23 Ways To Skin A Cat
When I started out writing, I felt I had to learn as much as possible from those who came before me. There was no Internet then. Being the last generation to grow up without it meant getting my information the old-fashioned way. I read books. Hit the library for whatever information was there. And even then there wasn’t a cornucopia of meta-writing. That meant if you didn’t have direct access to another writer, you could try writing to them. But writers were reclusive folk surrounded by an impenetrable wall of agents, publicists, and so on.
Things have changed, in case you haven’t been paying attention.
Many writers, both for the screen and literature, have availed themselves of the Internet and what it has to offer. They can connect with their fans and that’s great. More than a few have passed through the halls of this blog and elsewhere on that same big, wide Internet and left nuggets of their own hard-earned wisdom for everyone else learning the craft.
The point I’m getting at is Stephen Kings and John Grishams of the world all at some point had to contend with the old-fashioned way of learning how to write. They developed as writers in an incubation period of exclusion. I believe it is necessary to let a writer develop their ideas in private because those ideas are, in their genesis, very private matters.

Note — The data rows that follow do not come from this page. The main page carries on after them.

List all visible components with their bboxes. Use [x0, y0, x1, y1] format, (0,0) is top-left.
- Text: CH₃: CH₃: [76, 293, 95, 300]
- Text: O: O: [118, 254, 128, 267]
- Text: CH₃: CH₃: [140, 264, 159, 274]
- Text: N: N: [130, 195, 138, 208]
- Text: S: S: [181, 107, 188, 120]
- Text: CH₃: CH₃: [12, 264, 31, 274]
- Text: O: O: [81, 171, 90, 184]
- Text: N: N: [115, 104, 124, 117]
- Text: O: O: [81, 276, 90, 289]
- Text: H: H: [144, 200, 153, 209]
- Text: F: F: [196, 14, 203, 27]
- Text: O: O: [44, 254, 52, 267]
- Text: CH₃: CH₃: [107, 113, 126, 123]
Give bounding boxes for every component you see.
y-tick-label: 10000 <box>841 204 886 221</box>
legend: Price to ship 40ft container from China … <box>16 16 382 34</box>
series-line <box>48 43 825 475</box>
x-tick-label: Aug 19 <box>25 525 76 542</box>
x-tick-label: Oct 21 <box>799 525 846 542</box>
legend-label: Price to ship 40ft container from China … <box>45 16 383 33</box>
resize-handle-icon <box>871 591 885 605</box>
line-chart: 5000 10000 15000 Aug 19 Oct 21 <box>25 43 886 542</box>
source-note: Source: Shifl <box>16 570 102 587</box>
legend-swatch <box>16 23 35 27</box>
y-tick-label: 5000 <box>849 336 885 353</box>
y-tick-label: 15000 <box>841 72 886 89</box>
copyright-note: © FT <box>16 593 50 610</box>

Everybody has their own opinion about what is the “right way” to write.
My father used to tell me there was always more than one way to skin a cat. One day I replied, “There’s twenty-three.” He gave me a quizzical look then laughed at the absurdity of the statement. Of course there’s more than one way to do something. You should always look for multiple ways to solve a problem, either in a story, a script or film.
It’s also wrong to put absolutes on how many there are to write. Writing is problem solving. Problem solving can also be writing. I said what I said to my father as a jest, partially because I was a smartass growing up. In writing it’s the same. Don’t read one book on how to write and think it’s the end-all, be-all absolute rules. You’ll only look like an amateur when you say, “Well, so-and-so said in their book that you style your scene action like this…”
People seem to want rules. They want to know there’s some manual they can go back to. In writing, film, and otherwise, there is no real manual. Every film is different in just enough ways to make it not quite like the last one. When you get locked into someone else’s way of doing it, everything you make will look exactly like the last one. You’re no longer a writer but an assembly-line worker.
Build your toolbox of unique tools. Listen to those that have been here before you but don’t take everything as holy writ. And once you have your tools, go out and skin those cats.
Everybody’s different. And there’s a lot of cats out there.











Wonderful piece! I always took those books as suggestions, the old, “Take what you need and leave the rest,” mentality. If we all got stuck in the same method of story telling, it would become incredibly dull to read or listen to them.